I worked with a team once that had gotten into the habit of creating sub-tasks for every little thing they could think of. This list included such obvious items as “write the code” and “test the code” and a typical story would have about twenty of these sub-tasks attached.
These sub-tasks would then be visible on the board and people would be assigned to them and they’d talk about them in standup. Often the sub-tasks would be just be closed immediately because they weren’t applicable to the story.
Every bit of the time and effort involved in working with these sub-tasks was waste.
I do see value in creating sub-tasks for things you might forget to do but it seems unlikely that anyone would forget to “write the code”.
When I asked the team why they created so many of these sub-tasks every time, nobody knew. This was just the way they’d always done it so they continued mindlessly doing it again.

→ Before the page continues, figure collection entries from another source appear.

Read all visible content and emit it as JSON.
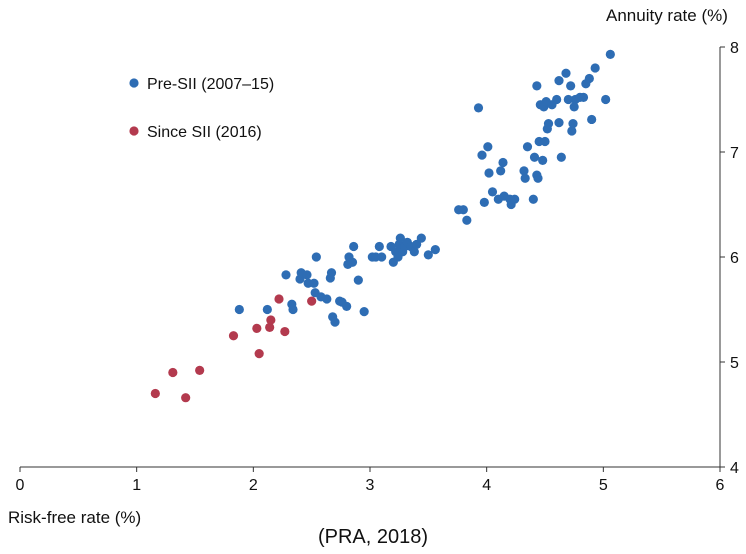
{
  "caption": "(PRA, 2018)",
  "chart_data": {
    "type": "scatter",
    "xlabel": "Risk-free rate (%)",
    "ylabel": "Annuity rate (%)",
    "xlim": [
      0,
      6
    ],
    "ylim": [
      4,
      8
    ],
    "xticks": [
      "0",
      "1",
      "2",
      "3",
      "4",
      "5",
      "6"
    ],
    "yticks": [
      "4",
      "5",
      "6",
      "7",
      "8"
    ],
    "grid": false,
    "legend_position": "top-left",
    "series": [
      {
        "name": "Pre-SII (2007–15)",
        "color": "#2e6db4",
        "points": [
          [
            1.88,
            5.5
          ],
          [
            2.12,
            5.5
          ],
          [
            2.28,
            5.83
          ],
          [
            2.33,
            5.55
          ],
          [
            2.34,
            5.5
          ],
          [
            2.4,
            5.79
          ],
          [
            2.41,
            5.85
          ],
          [
            2.46,
            5.83
          ],
          [
            2.47,
            5.75
          ],
          [
            2.52,
            5.75
          ],
          [
            2.53,
            5.66
          ],
          [
            2.54,
            6.0
          ],
          [
            2.58,
            5.62
          ],
          [
            2.63,
            5.6
          ],
          [
            2.66,
            5.8
          ],
          [
            2.67,
            5.85
          ],
          [
            2.68,
            5.43
          ],
          [
            2.7,
            5.38
          ],
          [
            2.74,
            5.58
          ],
          [
            2.76,
            5.57
          ],
          [
            2.8,
            5.53
          ],
          [
            2.81,
            5.93
          ],
          [
            2.82,
            6.0
          ],
          [
            2.85,
            5.95
          ],
          [
            2.86,
            6.1
          ],
          [
            2.9,
            5.78
          ],
          [
            2.95,
            5.48
          ],
          [
            3.02,
            6.0
          ],
          [
            3.05,
            6.0
          ],
          [
            3.08,
            6.1
          ],
          [
            3.1,
            6.0
          ],
          [
            3.18,
            6.1
          ],
          [
            3.2,
            5.95
          ],
          [
            3.22,
            6.05
          ],
          [
            3.24,
            6.0
          ],
          [
            3.25,
            6.12
          ],
          [
            3.26,
            6.18
          ],
          [
            3.27,
            6.08
          ],
          [
            3.28,
            6.05
          ],
          [
            3.3,
            6.1
          ],
          [
            3.32,
            6.14
          ],
          [
            3.35,
            6.1
          ],
          [
            3.38,
            6.05
          ],
          [
            3.4,
            6.12
          ],
          [
            3.44,
            6.18
          ],
          [
            3.5,
            6.02
          ],
          [
            3.56,
            6.07
          ],
          [
            3.76,
            6.45
          ],
          [
            3.8,
            6.45
          ],
          [
            3.83,
            6.35
          ],
          [
            3.93,
            7.42
          ],
          [
            3.96,
            6.97
          ],
          [
            3.98,
            6.52
          ],
          [
            4.01,
            7.05
          ],
          [
            4.02,
            6.8
          ],
          [
            4.05,
            6.62
          ],
          [
            4.1,
            6.55
          ],
          [
            4.12,
            6.82
          ],
          [
            4.14,
            6.9
          ],
          [
            4.15,
            6.58
          ],
          [
            4.2,
            6.55
          ],
          [
            4.21,
            6.5
          ],
          [
            4.24,
            6.55
          ],
          [
            4.32,
            6.82
          ],
          [
            4.33,
            6.75
          ],
          [
            4.35,
            7.05
          ],
          [
            4.4,
            6.55
          ],
          [
            4.41,
            6.95
          ],
          [
            4.43,
            6.78
          ],
          [
            4.43,
            7.63
          ],
          [
            4.44,
            6.75
          ],
          [
            4.45,
            7.1
          ],
          [
            4.46,
            7.45
          ],
          [
            4.48,
            6.92
          ],
          [
            4.49,
            7.43
          ],
          [
            4.5,
            7.1
          ],
          [
            4.51,
            7.48
          ],
          [
            4.52,
            7.22
          ],
          [
            4.53,
            7.27
          ],
          [
            4.56,
            7.45
          ],
          [
            4.6,
            7.5
          ],
          [
            4.62,
            7.28
          ],
          [
            4.62,
            7.68
          ],
          [
            4.64,
            6.95
          ],
          [
            4.68,
            7.75
          ],
          [
            4.7,
            7.5
          ],
          [
            4.72,
            7.63
          ],
          [
            4.73,
            7.2
          ],
          [
            4.74,
            7.27
          ],
          [
            4.75,
            7.43
          ],
          [
            4.76,
            7.5
          ],
          [
            4.8,
            7.52
          ],
          [
            4.83,
            7.52
          ],
          [
            4.85,
            7.65
          ],
          [
            4.88,
            7.7
          ],
          [
            4.9,
            7.31
          ],
          [
            4.93,
            7.8
          ],
          [
            5.02,
            7.5
          ],
          [
            5.06,
            7.93
          ]
        ]
      },
      {
        "name": "Since SII (2016)",
        "color": "#b33a4e",
        "points": [
          [
            1.16,
            4.7
          ],
          [
            1.31,
            4.9
          ],
          [
            1.42,
            4.66
          ],
          [
            1.54,
            4.92
          ],
          [
            1.83,
            5.25
          ],
          [
            2.03,
            5.32
          ],
          [
            2.05,
            5.08
          ],
          [
            2.14,
            5.33
          ],
          [
            2.15,
            5.4
          ],
          [
            2.22,
            5.6
          ],
          [
            2.27,
            5.29
          ],
          [
            2.5,
            5.58
          ]
        ]
      }
    ]
  }
}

The whole reason that we hold a retrospective is to unpack things like this. This was a clear practice that was taking time from the team and was providing no value, yet it had never come up in any of the discussions. Instead the team would talk about superficial things that really made no difference and if they came up with retrospective actions at all, they were things that didn’t actually change anything.
So I brought these sub-tasks up in a retro and the team decided to eliminate them. A few weeks later, we stopped to reflect again and the team agreed that getting rid of those sub-tasks had been an overwhelming win.
If your retros are not coming up with actionable proposals to make the team better then you’re doing it wrong. Consider how you’re currently working and improve it.